Take What People Say About Grief Carefully
I know that may sound harsh, but I already gave kudos to all the well-meaning people earlier. It IS true that most people really do mean well when they’re trying to provide support but…
- People have opinions and they aren’t always right, constructive, or welcomed – the people OR their opinions.
- People are uncomfortable with discomfort which in turn motivates them to say impulsive and not thought-out things. Sometimes these are hurtful, perplexing, or off-putting.
- If they haven’t experienced a loss of any kind they just may not understand what it feels like in any realistic context.
- You get to say ‘no’ or ‘not anymore’ or ‘not now’ to anyone or any idea/statement that doesn’t feel right to you.
- You may want to both expand your circle of support AND shrink your circle of trust. Be mindful of who gets to know what, who gets to see what, and who helps you and how.
- Have an emotional bodyguard who can do some kind-hearted course correction if someone just isn’t getting it. This person can help you get out of a conversation or commitment that isn’t working for you – choose this person wisely, they’re out there!
Moving Forward After Your Partner Dies
Once the initial rush of support dissipates and you’ve had more alone time with your experience, take an assessment of your daily and weekly routines. Do this with purpose and intention and with the data, change things as you need to suit the right now.
- Keep doing things you used to do that you like, support you, and feel safe.
- Spend time with people who know your person and your story, and spend time with people who do not. There are times it feels so good to have people saying your loved one’s name and telling stories, who just know how hard it is, and who want you to be happy in this chapter. There are other times it feels good to not have to answer any updates, to get ‘the look’ from anyone, and to feel some anonymity in the experience and relationship.
Seek Support Through the Grief Process
Being isolated during this difficult period can intensify your feelings of grief and make it challenging to move forward after your partner dies. Reach out to people you trust, whether it’s family, friends, or professional support. Support groups for those who have lost their partners can also be helpful as they offer a safe space to share your emotions and connect with others who understand some of what you are going through.
- Seeking professional support really is a good idea. I’m not saying that because I am ‘professional support’… it really is true. It can be helpful to not feel like a burden to your loved ones, you have things you need to say to someone without it causing more worry and concern, and you need to get out of your own head to gain new tips and insight.
- When your loved one died, you didn’t get a grief manual because one cannot exist.
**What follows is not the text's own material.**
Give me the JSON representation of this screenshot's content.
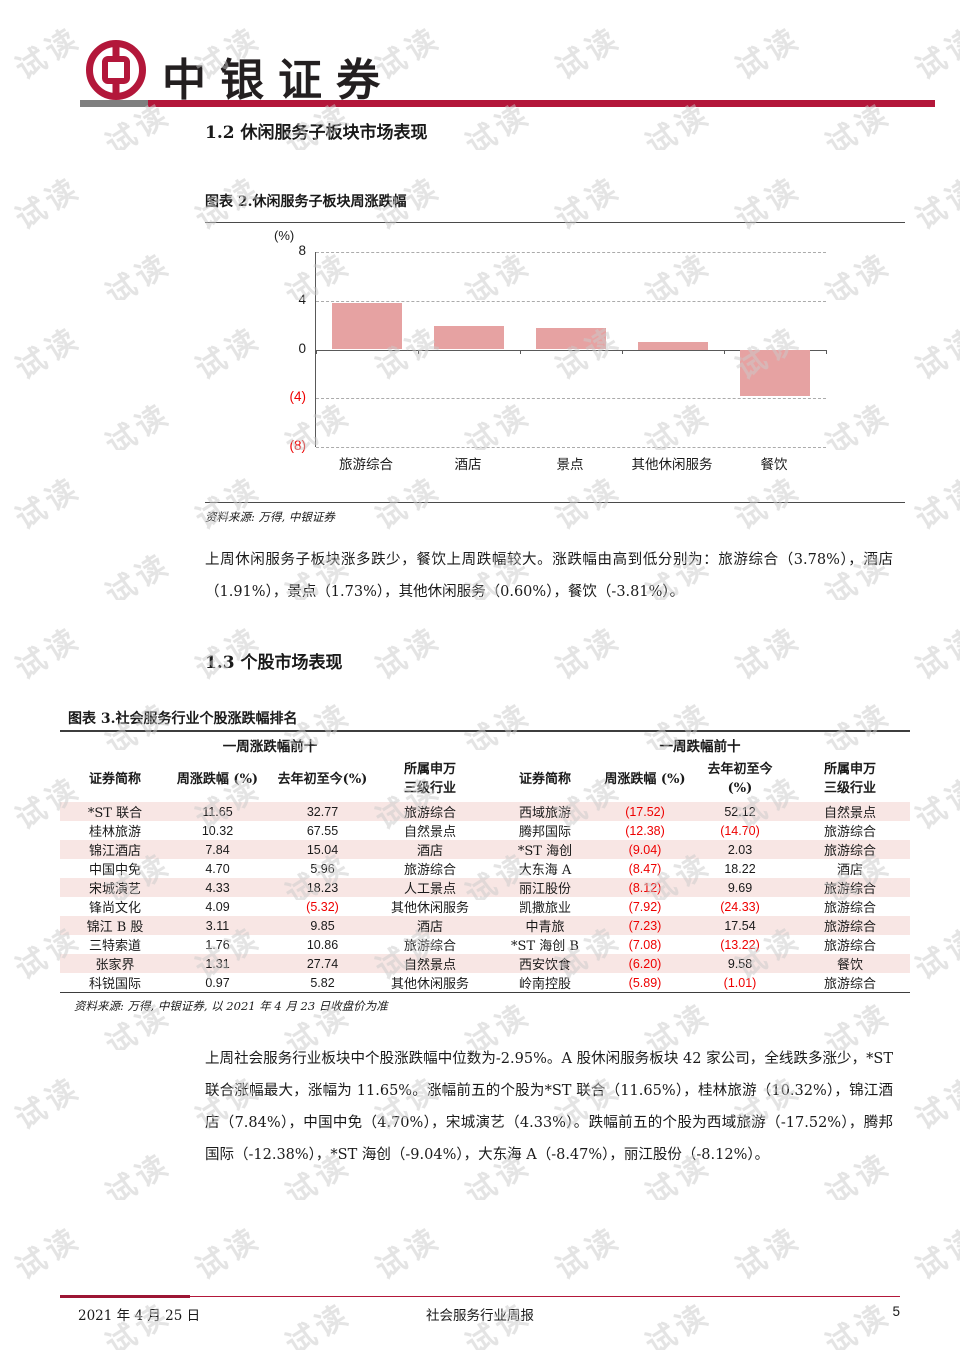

The details of the death experience, the context of the relationship, and who you are is such a complicated brew, how in the world could one resource or support person get it all right?
- If you have access to a wide network, these are the kinds of people I suggest surrounding yourself with the person who does without asking and guesses right, the person who protects you from the people who don’t get it, the person who can make you laugh, the person who you can cry with, the person who leaves meals on your front porch without needing to visit, the person who organizes meals from others for you, the person who reminds you of things you will definitely forget, the person who will include you in things, the person who will not bother you or guilt you into doing things… find these people and change when necessary.
The loss of a partner can be overwhelming and seem impossible to move through but know that you are not alone in this experience. Give yourself time and space to move through this journey. The unimaginable will happen: you’ll find yourself feeling things differently than you do right now, you will laugh, you will feel sad, you will miss your person, and you will forget parts of your person.
Moving forward may be challenging, but it is achievable, and it’s okay to take things one step at a time.